AMIDE

AMIDE

Amide is a compound that is not reactive, since the protein consists of amino acids linked by amide bonds. Amide does not react with the halide ion, carboxylate ion, alcohol, or water because in each case, the incoming nucleophile is a weak base of the amide group to go.
 
Amide can react with water and alcohol if the reaction mixture is heated under acidic conditions.



 
Molecular orbital theory can explain why the amide is not reactive. Amide has an important resonance contributor in which shares one pair of nitrogen with the carbonyl carbon, which contains a lone pair orbital overlap of the empty orbital of the carbonyl group.

 
Lower energy state overlap-one partner is not a base or nucleophilic, and raises the energy of the orbital of the carbonyl group, making it less reactive toward nucleophiles. Amide NH 2 groups can be dehydrated to a nitrile. Dehydrating reagents commonly used for this purpose is P2O5, POCl3, and SOCl3.

 

Hydrolysis of amides with acid catalyst

When the amide is hydrolyzed in acidic conditions, acid proton of the carbonyl oxygen, increase the susceptibility of the carbonyl carbon to nucleophilic attack.

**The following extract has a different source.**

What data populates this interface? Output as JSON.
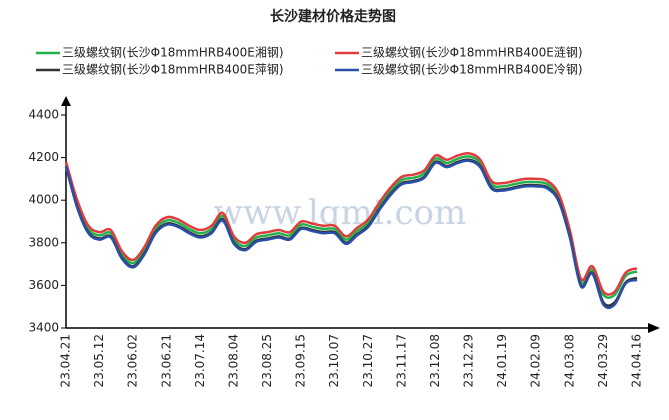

Nucleophilic attack by water on the carbonyl carbon causes the tetrahedral intermediate compound I, which is in equilibrium with form rather than protons, tetrahedral intermediate II. Reprotonasi can occur either at the tetrahedral intermediates of oxygen to reform the I or the nitrogen to form a tetrahedral intermediate III. Protonation at nitrogen is preferred because the NH2 group is a stronger base than OH groups. Of the two possible groups to go on a tetrahedral intermediate III group (-OH and NH3), NH3 is a weak base, so it is released, forming carboxylic acids as end products. Because the reaction is carried out in acid solution, NH3 be protonated after expelled from the tetrahedral intermediates. This prevents the reverse reaction.
Mechanism of hydrolysis of amides with acid catalyst:
 

CHEMISTRY INORGANIC II

LACTAM

From left to right, general structures of a β-lactam, a γ-lactam, a δ-lactam and a ε-lactam.

A lactam (the noun is a portmanteau of the words lactone + amide) is a cyclic amide. Prefixes indicate how many carbon atoms (apart from the carbonyl moiety) are present in the ring: β-lactam (2 carbon atoms outside the carbonyl, 4 ring atoms in total), γ-lactam (3 and 5 total), δ-lactam (4 and 6 total). Beta β, gamma γ and delta δ are the second, third and fourth letters in the alphabetical order of the Greek alphabet, respectively.

         Synthesis

General synthetic methods exist for the organic synthesis of lactams.

• Lactams form by the acid-catalyzed rearrangement of oximes in the Beckmann rearrangement.
• Lactams form from cyclic ketones and hydrazoic acid in the Schmidt reaction.
• Lactams form from cyclisation of amino acids.
• In iodolactamization  an iminium ion reacts with an halonium ion formed in situ by reaction of an alkene with iodine.

• Lactams form by copper catalyzed 1,3-dipolar cycloaddition of alkynes and nitrones in the Kinugasa reaction
• Diels-Alder reaction between cyclopentadiene and chlorosulfonyl isocyanate (CSI) can be utilized to obtain both β- as well as γ-lactam. At lower temp (−78 °C) β-lactam is the preferred product. At optimum temperatures, a highly useful γ-lactam known as Vince Lactam is obtained.